Depuis la chute de l’URSS en 1991, l’économie de Cuba prend l’eau de toutes parts. Pour survivre, des concessions sont faites par le gouvernement et une certaine ouverture économique est dès lors concédée. L’assouplissement des conditions de voyage pour les Cubains, comme la privatisation de quelques secteurs économiques, va dans ce sens, même s’il reste encore des restrictions à lever.
Dès 2009, le président Obama s’est engagé à fermer la base américaine implantée à Guantanamo. La base navale est devenue depuis le 11-Septembre, une prison où sont détenus des « ennemis combattants » au mépris de toutes les lois internationales. Début 2016, on dénombre encore 91 prisonniers dans ce camp. Les Cubains, a redit Raul Castro, exigent que les Etats-Unis leur rendent ce « territoire occupé illégalement », rappelant que cela constitue encore et toujours un point de blocage crucial pour les relations entre le deux pays.
En ce qui concerne les relations entre l’Église catholique et le régime communiste, elles se sont détendues à la suite de la visite de Jean-Paul II en janvier 1998, première visite papale à Cuba. Depuis, le président Raul Castro a ouvert en 2010 un dialogue officiel avec le cardinal Ortega, archevêque de La Havane, qui a notamment permis la libération de plusieurs dizaines de prisonniers politiques. En mars 2012, le pape Benoît XVI s’est à son tour rendu à Cuba où il a rencontré Fidel à la nonciature. En septembre 2015, c’est au tour du pape François de faire le voyage à La Havane ; sur place, il se rendra au domicile de Fidel Castro pour un entretien d’une quarantaine de minutes.
Pas à pas, la diplomatie reprend ses droits
Le 17 décembre 2014, un tournant décisif s’amorce avec la libération de l’Américain, Alan Gross, condamné pour espionnage et emprisonné depuis cinq ans à Cuba. Cette libération est rapidement suivie par l’annonce de Barack Obama sur la normalisation des relations entre les Etats-Unis et Cuba. Cependant, l’embargo économique, commercial et financier auquel est soumis Cuba par les Etats-Unis reste toujours d’actualité. Sa levée dépend en effet du bon vouloir du Congrès américain, peu enclin à favoriser Obama.

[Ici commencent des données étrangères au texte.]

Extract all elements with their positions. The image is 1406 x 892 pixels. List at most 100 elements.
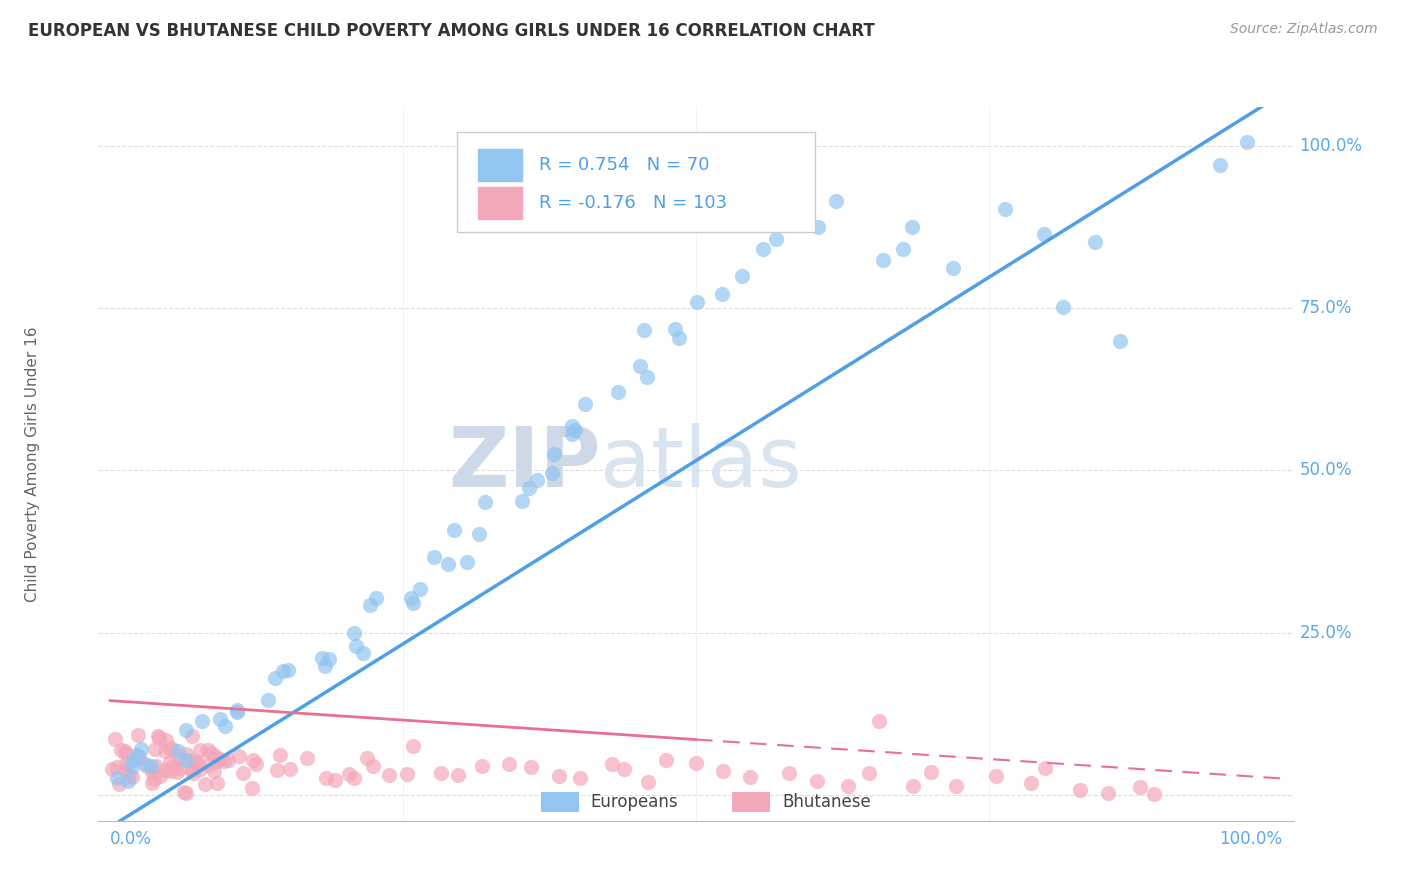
Point <box>125 752 148 766</box>
Point <box>498 756 520 771</box>
Point <box>128 750 150 764</box>
Point <box>807 219 830 234</box>
Point <box>162 759 184 773</box>
Point <box>1052 300 1074 314</box>
Point <box>295 751 318 765</box>
Point <box>174 723 197 737</box>
Text: EUROPEAN VS BHUTANESE CHILD POVERTY AMONG GIRLS UNDER 16 CORRELATION CHART: EUROPEAN VS BHUTANESE CHILD POVERTY AMON… <box>28 22 875 40</box>
Point <box>184 756 207 770</box>
Point <box>713 764 735 778</box>
Point <box>159 755 181 769</box>
Point <box>314 659 336 673</box>
Point <box>858 765 880 780</box>
Point <box>561 418 583 433</box>
Point <box>202 764 225 779</box>
Point <box>136 759 159 773</box>
Point <box>837 779 859 793</box>
Point <box>115 747 138 761</box>
Point <box>359 598 381 612</box>
Point <box>664 322 686 336</box>
Point <box>344 639 367 653</box>
Point <box>114 763 136 777</box>
Point <box>143 742 166 756</box>
Point <box>169 761 191 775</box>
Point <box>752 242 775 256</box>
Point <box>517 481 540 495</box>
Point <box>893 242 915 256</box>
Point <box>356 751 378 765</box>
FancyBboxPatch shape <box>477 148 523 182</box>
Point <box>217 754 239 768</box>
Point <box>205 775 228 789</box>
Point <box>1129 780 1152 794</box>
Point <box>984 769 1007 783</box>
Point <box>778 766 800 780</box>
Point <box>994 202 1017 216</box>
Point <box>311 651 333 665</box>
Point <box>181 753 204 767</box>
Point <box>256 693 278 707</box>
Point <box>134 757 156 772</box>
Point <box>868 714 890 729</box>
Point <box>181 729 204 743</box>
Point <box>107 771 129 785</box>
FancyBboxPatch shape <box>540 792 579 812</box>
Point <box>402 739 425 754</box>
Point <box>456 555 478 569</box>
Text: 100.0%: 100.0% <box>1299 137 1362 155</box>
Text: 100.0%: 100.0% <box>1219 830 1282 848</box>
Point <box>1069 783 1091 797</box>
Point <box>277 663 299 677</box>
Point <box>613 762 636 776</box>
Point <box>107 777 129 791</box>
Point <box>174 786 197 800</box>
Point <box>200 746 222 760</box>
Point <box>153 764 176 778</box>
Point <box>148 731 170 745</box>
Point <box>437 557 460 571</box>
Point <box>323 773 346 788</box>
Point <box>361 759 384 773</box>
Point <box>543 447 565 461</box>
Point <box>127 728 149 742</box>
Point <box>139 758 162 772</box>
Point <box>166 765 188 780</box>
Point <box>167 744 190 758</box>
Point <box>101 762 124 776</box>
Point <box>901 220 924 235</box>
Point <box>402 596 425 610</box>
Text: atlas: atlas <box>600 424 801 504</box>
Point <box>167 750 190 764</box>
Point <box>1084 235 1107 250</box>
Point <box>824 194 846 209</box>
Point <box>343 626 366 640</box>
Point <box>145 758 167 772</box>
Point <box>447 767 470 781</box>
Point <box>225 706 247 720</box>
Point <box>1097 786 1119 800</box>
Point <box>547 769 569 783</box>
Point <box>104 732 127 747</box>
Point <box>264 671 287 685</box>
Point <box>278 762 301 776</box>
Point <box>232 765 254 780</box>
Point <box>602 757 624 772</box>
Point <box>188 743 211 757</box>
Point <box>806 773 828 788</box>
Point <box>121 770 143 784</box>
Point <box>561 427 583 442</box>
Point <box>143 772 166 787</box>
Point <box>685 756 707 770</box>
Point <box>181 766 204 780</box>
Text: ZIP: ZIP <box>449 424 600 504</box>
Point <box>226 703 249 717</box>
Point <box>443 524 465 538</box>
Point <box>159 764 181 779</box>
Point <box>740 770 762 784</box>
Point <box>468 527 491 541</box>
Point <box>121 754 143 768</box>
Text: Bhutanese: Bhutanese <box>782 793 870 811</box>
Point <box>636 370 658 384</box>
Point <box>129 741 152 756</box>
Point <box>271 665 294 679</box>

Nouvelle étape le 12 janvier 2015 quand le département d’Etat américain annonce la libération des 53 prisonniers politiques cubains comme les Etats-Unis le réclamaient dans le cadre du rapprochement diplomatique. Historique, la rencontre entre Barack Obama et Raul Castro à l’occasion du sommet des Amériques à Panama, en avril 2015 et la reprise des relations diplomatiques ont concrétisé autant d’étapes décisives dans le rapprochement entre les deux pays. Puis en mars 2016, Barack Obama se rend à La Havane pour « enterrer, dit-il, le dernier vestige de la Guerre froide dans les Amériques », une visite historique, la première d’un président américain depuis 88 ans. Des gestes qui annoncent une autre révolution, celle de la normalisation des relations bilatérales.